Analysts with Pew Charitable Trusts, a nonprofit public policy organization, stacked up states’ working-age employment rates from the first quarter of 2020 and compared them to the first quarter of 2023.In the report – authored by Pew researchers Joanna Biernacka-Lievestro, John Hamman, and Page Forrest – 24 states were found to have lagging employment rates in what has been described as the “prime working age” cohort of the labor market.
With a 2.8% decrease in the three-year comparison, Vermont was among the half of the country that has been in decline.
According to the report, 84.2% of Vermont’s prime working-age adults participated in the workforce in the first quarter of 2020. Three years later, the rate declined to 81.4%.Explaining the basis for the report and its findings, Biernacka-Lievestro, Hamman and Forrest said a diminished labor market can have several negative consequences.“
Changes in employment rates can affect both sides of a state’s budget ledger,” the report says. “More people without jobs typically translates into higher demand for government services and reduced tax revenues.”

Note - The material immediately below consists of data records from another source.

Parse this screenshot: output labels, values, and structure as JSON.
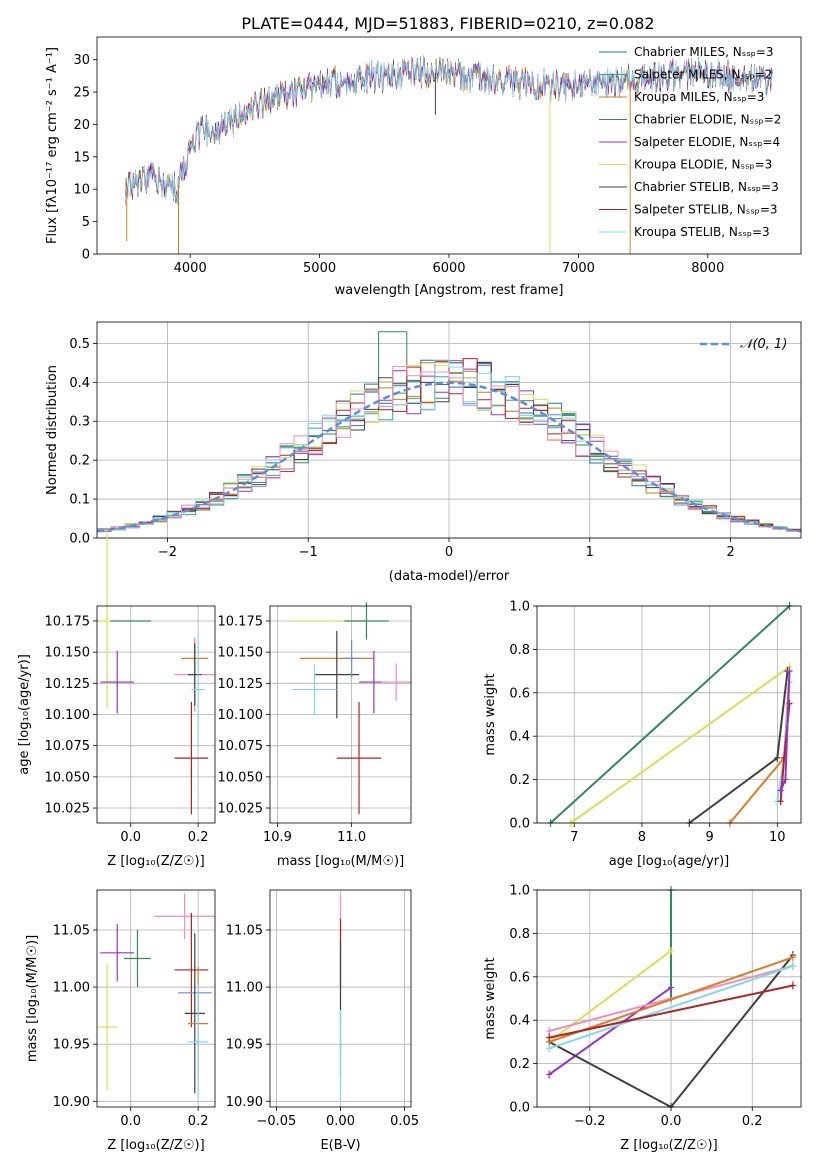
{
  "figure_title": "PLATE=0444, MJD=51883, FIBERID=0210, z=0.082",
  "colors": {
    "chabrier_miles": "#1f77b4",
    "salpeter_miles": "#2ca8a8",
    "kroupa_miles": "#b8860b",
    "chabrier_elodie": "#2e8b57",
    "salpeter_elodie": "#9932cc",
    "kroupa_elodie": "#d4e157",
    "chabrier_stelib": "#404040",
    "salpeter_stelib": "#b22222",
    "kroupa_stelib": "#80d8e8",
    "orange": "#e07b24",
    "pink": "#f08cc0",
    "slateblue": "#6f86e8",
    "normal": "#5b8fd9",
    "grid": "#b0b0b0"
  },
  "chart_data": [
    {
      "id": "spectrum",
      "type": "line",
      "xlabel": "wavelength [Angstrom, rest frame]",
      "ylabel": "Flux [fλ10⁻¹⁷ erg cm⁻² s⁻¹ A⁻¹]",
      "xlim": [
        3280,
        8720
      ],
      "ylim": [
        0,
        33.5
      ],
      "xticks": [
        4000,
        5000,
        6000,
        7000,
        8000
      ],
      "yticks": [
        0,
        5,
        10,
        15,
        20,
        25,
        30
      ],
      "grid": false,
      "legend_position": "top-right",
      "legend": [
        "Chabrier MILES, N_SSP=3",
        "Salpeter MILES, N_SSP=2",
        "Kroupa MILES, N_SSP=3",
        "Chabrier ELODIE, N_SSP=2",
        "Salpeter ELODIE, N_SSP=4",
        "Kroupa ELODIE, N_SSP=3",
        "Chabrier STELIB, N_SSP=3",
        "Salpeter STELIB, N_SSP=3",
        "Kroupa STELIB, N_SSP=3"
      ],
      "continuum": {
        "x": [
          3500,
          3600,
          3700,
          3800,
          3900,
          3950,
          4000,
          4100,
          4200,
          4300,
          4400,
          4500,
          4700,
          4900,
          5100,
          5300,
          5500,
          5700,
          5900,
          6100,
          6300,
          6500,
          6700,
          6900,
          7100,
          7300,
          7500,
          7700,
          7900,
          8100,
          8300,
          8500
        ],
        "y": [
          10,
          11,
          12,
          11,
          10,
          13,
          17,
          19,
          19,
          20,
          22,
          23,
          24.5,
          25.5,
          26.5,
          27,
          27.5,
          28,
          28,
          27.5,
          27,
          26.5,
          26,
          26,
          26,
          26.5,
          27,
          27.5,
          28,
          27.5,
          27,
          26.5
        ]
      },
      "spikes": [
        {
          "x": 3510,
          "y": 2
        },
        {
          "x": 3910,
          "y": 0
        },
        {
          "x": 5895,
          "y": 21.5
        },
        {
          "x": 6780,
          "y": 0
        },
        {
          "x": 7400,
          "y": 0
        }
      ]
    },
    {
      "id": "residuals",
      "type": "step",
      "xlabel": "(data-model)/error",
      "ylabel": "Normed distribution",
      "xlim": [
        -2.5,
        2.5
      ],
      "ylim": [
        0,
        0.555
      ],
      "xticks": [
        -2,
        -1,
        0,
        1,
        2
      ],
      "yticks": [
        0.0,
        0.1,
        0.2,
        0.3,
        0.4,
        0.5
      ],
      "grid": true,
      "legend_position": "top-right",
      "legend": [
        "N(0,1)"
      ],
      "bin_width": 0.1,
      "normal_curve": {
        "mean": 0,
        "sigma": 1,
        "style": "dashed"
      }
    },
    {
      "id": "z_age",
      "type": "scatter",
      "xlabel": "Z [log10(Z/Z☉)]",
      "ylabel": "age  [log10(age/yr)]",
      "xlim": [
        -0.1,
        0.25
      ],
      "ylim": [
        10.013,
        10.187
      ],
      "xticks": [
        0.0,
        0.2
      ],
      "yticks": [
        10.025,
        10.05,
        10.075,
        10.1,
        10.125,
        10.15,
        10.175
      ],
      "grid": true,
      "points": [
        {
          "x": -0.07,
          "y": 10.175,
          "xerr": 0.03,
          "yerr": 0.07,
          "color": "#d4e157"
        },
        {
          "x": 0.0,
          "y": 10.175,
          "xerr": 0.06,
          "yerr": 0.0,
          "color": "#2e8b57"
        },
        {
          "x": -0.04,
          "y": 10.126,
          "xerr": 0.05,
          "yerr": 0.025,
          "color": "#9932cc"
        },
        {
          "x": 0.19,
          "y": 10.145,
          "xerr": 0.04,
          "yerr": 0.015,
          "color": "#e07b24"
        },
        {
          "x": 0.19,
          "y": 10.132,
          "xerr": 0.06,
          "yerr": 0.03,
          "color": "#f08cc0"
        },
        {
          "x": 0.19,
          "y": 10.132,
          "xerr": 0.02,
          "yerr": 0.025,
          "color": "#404040"
        },
        {
          "x": 0.2,
          "y": 10.12,
          "xerr": 0.02,
          "yerr": 0.045,
          "color": "#80d8e8"
        },
        {
          "x": 0.18,
          "y": 10.065,
          "xerr": 0.05,
          "yerr": 0.045,
          "color": "#b22222"
        }
      ]
    },
    {
      "id": "mass_age",
      "type": "scatter",
      "xlabel": "mass [log10(M/M☉)]",
      "ylabel": "",
      "xlim": [
        10.89,
        11.08
      ],
      "ylim": [
        10.013,
        10.187
      ],
      "xticks": [
        10.9,
        11.0
      ],
      "yticks": [
        10.025,
        10.05,
        10.075,
        10.1,
        10.125,
        10.15,
        10.175
      ],
      "grid": true,
      "points": [
        {
          "x": 10.97,
          "y": 10.175,
          "xerr": 0.05,
          "yerr": 0.0,
          "color": "#d4e157"
        },
        {
          "x": 11.02,
          "y": 10.175,
          "xerr": 0.03,
          "yerr": 0.015,
          "color": "#2e8b57"
        },
        {
          "x": 10.98,
          "y": 10.145,
          "xerr": 0.05,
          "yerr": 0.0,
          "color": "#e07b24"
        },
        {
          "x": 11.03,
          "y": 10.126,
          "xerr": 0.02,
          "yerr": 0.025,
          "color": "#9932cc"
        },
        {
          "x": 10.98,
          "y": 10.132,
          "xerr": 0.03,
          "yerr": 0.035,
          "color": "#404040"
        },
        {
          "x": 11.06,
          "y": 10.126,
          "xerr": 0.02,
          "yerr": 0.015,
          "color": "#f08cc0"
        },
        {
          "x": 11.0,
          "y": 10.145,
          "xerr": 0.01,
          "yerr": 0.015,
          "color": "#6f86e8"
        },
        {
          "x": 10.95,
          "y": 10.12,
          "xerr": 0.03,
          "yerr": 0.02,
          "color": "#80d8e8"
        },
        {
          "x": 11.01,
          "y": 10.065,
          "xerr": 0.03,
          "yerr": 0.045,
          "color": "#b22222"
        }
      ]
    },
    {
      "id": "age_weight",
      "type": "line",
      "xlabel": "age  [log10(age/yr)]",
      "ylabel": "mass weight",
      "xlim": [
        6.45,
        10.35
      ],
      "ylim": [
        0,
        1.0
      ],
      "xticks": [
        7,
        8,
        9,
        10
      ],
      "yticks": [
        0.0,
        0.2,
        0.4,
        0.6,
        0.8,
        1.0
      ],
      "grid": true,
      "series": [
        {
          "color": "#2e8b57",
          "x": [
            6.65,
            10.18
          ],
          "y": [
            0.0,
            1.0
          ]
        },
        {
          "color": "#d4e157",
          "x": [
            6.95,
            10.18
          ],
          "y": [
            0.0,
            0.72
          ]
        },
        {
          "color": "#404040",
          "x": [
            8.7,
            10.0,
            10.15
          ],
          "y": [
            0.0,
            0.3,
            0.7
          ]
        },
        {
          "color": "#e07b24",
          "x": [
            9.3,
            10.1,
            10.18
          ],
          "y": [
            0.0,
            0.3,
            0.7
          ]
        },
        {
          "color": "#80d8e8",
          "x": [
            10.0,
            10.1,
            10.18
          ],
          "y": [
            0.1,
            0.3,
            0.65
          ]
        },
        {
          "color": "#b22222",
          "x": [
            10.05,
            10.1,
            10.18
          ],
          "y": [
            0.1,
            0.3,
            0.55
          ]
        },
        {
          "color": "#9932cc",
          "x": [
            10.05,
            10.12,
            10.18
          ],
          "y": [
            0.15,
            0.2,
            0.7
          ]
        }
      ]
    },
    {
      "id": "z_mass",
      "type": "scatter",
      "xlabel": "Z [log10(Z/Z☉)]",
      "ylabel": "mass [log10(M/M☉)]",
      "xlim": [
        -0.1,
        0.25
      ],
      "ylim": [
        10.895,
        11.085
      ],
      "xticks": [
        0.0,
        0.2
      ],
      "yticks": [
        10.9,
        10.95,
        11.0,
        11.05
      ],
      "grid": true,
      "points": [
        {
          "x": -0.04,
          "y": 11.03,
          "xerr": 0.05,
          "yerr": 0.025,
          "color": "#9932cc"
        },
        {
          "x": 0.02,
          "y": 11.025,
          "xerr": 0.04,
          "yerr": 0.025,
          "color": "#2e8b57"
        },
        {
          "x": -0.07,
          "y": 10.965,
          "xerr": 0.03,
          "yerr": 0.055,
          "color": "#d4e157"
        },
        {
          "x": 0.16,
          "y": 11.062,
          "xerr": 0.09,
          "yerr": 0.02,
          "color": "#f08cc0"
        },
        {
          "x": 0.18,
          "y": 11.015,
          "xerr": 0.05,
          "yerr": 0.05,
          "color": "#b22222"
        },
        {
          "x": 0.19,
          "y": 10.995,
          "xerr": 0.05,
          "yerr": 0.0,
          "color": "#6f86e8"
        },
        {
          "x": 0.19,
          "y": 10.977,
          "xerr": 0.03,
          "yerr": 0.07,
          "color": "#404040"
        },
        {
          "x": 0.2,
          "y": 10.968,
          "xerr": 0.03,
          "yerr": 0.05,
          "color": "#e07b24"
        },
        {
          "x": 0.2,
          "y": 10.952,
          "xerr": 0.03,
          "yerr": 0.05,
          "color": "#80d8e8"
        }
      ]
    },
    {
      "id": "ebv_mass",
      "type": "scatter",
      "xlabel": "E(B-V)",
      "ylabel": "",
      "xlim": [
        -0.055,
        0.055
      ],
      "ylim": [
        10.895,
        11.085
      ],
      "xticks": [
        -0.05,
        0.0,
        0.05
      ],
      "yticks": [
        10.9,
        10.95,
        11.0,
        11.05
      ],
      "grid": true,
      "points": [
        {
          "x": 0.0,
          "y": 11.06,
          "xerr": 0.0,
          "yerr": 0.02,
          "color": "#f08cc0"
        },
        {
          "x": 0.0,
          "y": 11.03,
          "xerr": 0.0,
          "yerr": 0.03,
          "color": "#b22222"
        },
        {
          "x": 0.0,
          "y": 10.98,
          "xerr": 0.0,
          "yerr": 0.06,
          "color": "#404040"
        },
        {
          "x": 0.0,
          "y": 10.94,
          "xerr": 0.0,
          "yerr": 0.04,
          "color": "#80d8e8"
        }
      ]
    },
    {
      "id": "z_weight",
      "type": "line",
      "xlabel": "Z [log10(Z/Z☉)]",
      "ylabel": "mass weight",
      "xlim": [
        -0.33,
        0.32
      ],
      "ylim": [
        0,
        1.0
      ],
      "xticks": [
        -0.2,
        0.0,
        0.2
      ],
      "yticks": [
        0.0,
        0.2,
        0.4,
        0.6,
        0.8,
        1.0
      ],
      "grid": true,
      "series": [
        {
          "color": "#2e8b57",
          "x": [
            0.0,
            0.0
          ],
          "y": [
            0.5,
            1.0
          ]
        },
        {
          "color": "#d4e157",
          "x": [
            -0.3,
            0.0
          ],
          "y": [
            0.3,
            0.72
          ]
        },
        {
          "color": "#9932cc",
          "x": [
            -0.3,
            0.0
          ],
          "y": [
            0.15,
            0.55
          ]
        },
        {
          "color": "#404040",
          "x": [
            -0.3,
            0.0,
            0.3
          ],
          "y": [
            0.3,
            0.0,
            0.7
          ]
        },
        {
          "color": "#f08cc0",
          "x": [
            -0.3,
            0.3
          ],
          "y": [
            0.35,
            0.65
          ]
        },
        {
          "color": "#e07b24",
          "x": [
            -0.3,
            0.3
          ],
          "y": [
            0.3,
            0.69
          ]
        },
        {
          "color": "#80d8e8",
          "x": [
            -0.3,
            0.3
          ],
          "y": [
            0.27,
            0.65
          ]
        },
        {
          "color": "#b22222",
          "x": [
            -0.3,
            0.3
          ],
          "y": [
            0.32,
            0.56
          ]
        }
      ]
    }
  ]
}
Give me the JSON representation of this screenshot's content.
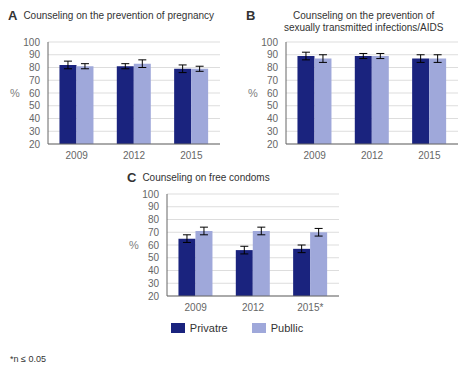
{
  "chart_data": [
    {
      "type": "bar",
      "title": "Counseling on the prevention of pregnancy",
      "annotations": [
        "A"
      ],
      "y_label": "%",
      "categories": [
        "2009",
        "2012",
        "2015"
      ],
      "series": [
        {
          "name": "Privatre",
          "color": "#1a237e",
          "values": [
            82,
            81,
            79
          ],
          "errors": [
            3,
            2,
            3
          ]
        },
        {
          "name": "Publlic",
          "color": "#9fa8da",
          "values": [
            81,
            83,
            79
          ],
          "errors": [
            2,
            3,
            2
          ]
        }
      ],
      "ylim": [
        20,
        100
      ],
      "yticks": [
        20,
        30,
        40,
        50,
        60,
        70,
        80,
        90,
        100
      ],
      "grid": true
    },
    {
      "type": "bar",
      "title": "Counseling on the prevention of\nsexually transmitted infections/AIDS",
      "annotations": [
        "B"
      ],
      "y_label": "%",
      "categories": [
        "2009",
        "2012",
        "2015"
      ],
      "series": [
        {
          "name": "Privatre",
          "color": "#1a237e",
          "values": [
            89,
            89,
            87
          ],
          "errors": [
            3,
            2,
            3
          ]
        },
        {
          "name": "Publlic",
          "color": "#9fa8da",
          "values": [
            87,
            89,
            87
          ],
          "errors": [
            3,
            2,
            3
          ]
        }
      ],
      "ylim": [
        20,
        100
      ],
      "yticks": [
        20,
        30,
        40,
        50,
        60,
        70,
        80,
        90,
        100
      ],
      "grid": true
    },
    {
      "type": "bar",
      "title": "Counseling on free condoms",
      "annotations": [
        "C",
        "*n ≤ 0.05"
      ],
      "y_label": "%",
      "categories": [
        "2009",
        "2012",
        "2015*"
      ],
      "series": [
        {
          "name": "Privatre",
          "color": "#1a237e",
          "values": [
            65,
            56,
            57
          ],
          "errors": [
            3,
            3,
            3
          ]
        },
        {
          "name": "Publlic",
          "color": "#9fa8da",
          "values": [
            71,
            71,
            70
          ],
          "errors": [
            3,
            3,
            3
          ]
        }
      ],
      "ylim": [
        20,
        100
      ],
      "yticks": [
        20,
        30,
        40,
        50,
        60,
        70,
        80,
        90,
        100
      ],
      "grid": true,
      "legend": "bottom"
    }
  ]
}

Vermont currently outperforms the national unemployment rate in all age groups, based on statistics from state officials.
According to data from the Vermont Department of Labor, the state’s seasonally adjusted unemployment rate in May – the most recent reporting period available – was 2.1%. Nationwide, the seasonally adjusted unemployment rate in that same period was 3.7%.In New England, Vermont notched one of the lowest unemployment rates in the summer. Only one state within the northeast – New Hampshire – outpaced Vermont, with a 1.9% unemployment rate in May.
According to the Vermont DOL’s dashboard, total unemployment insurance claims have been trending down. In the first week of July, 321 claims were filed statewide, compared to 288 claims the year prior.
Nearly half of the claims filed in the week ended July 8 were in the services industry. Construction and trades accounted for 4% and 3% of the claims filed.
In the Pew study, West Virginia notched the most significant 3-year decline – 5.4%. Utah had the highest gain from 2020 to 2023, increasing its 25- to 54-year-old workforce by 3.8%.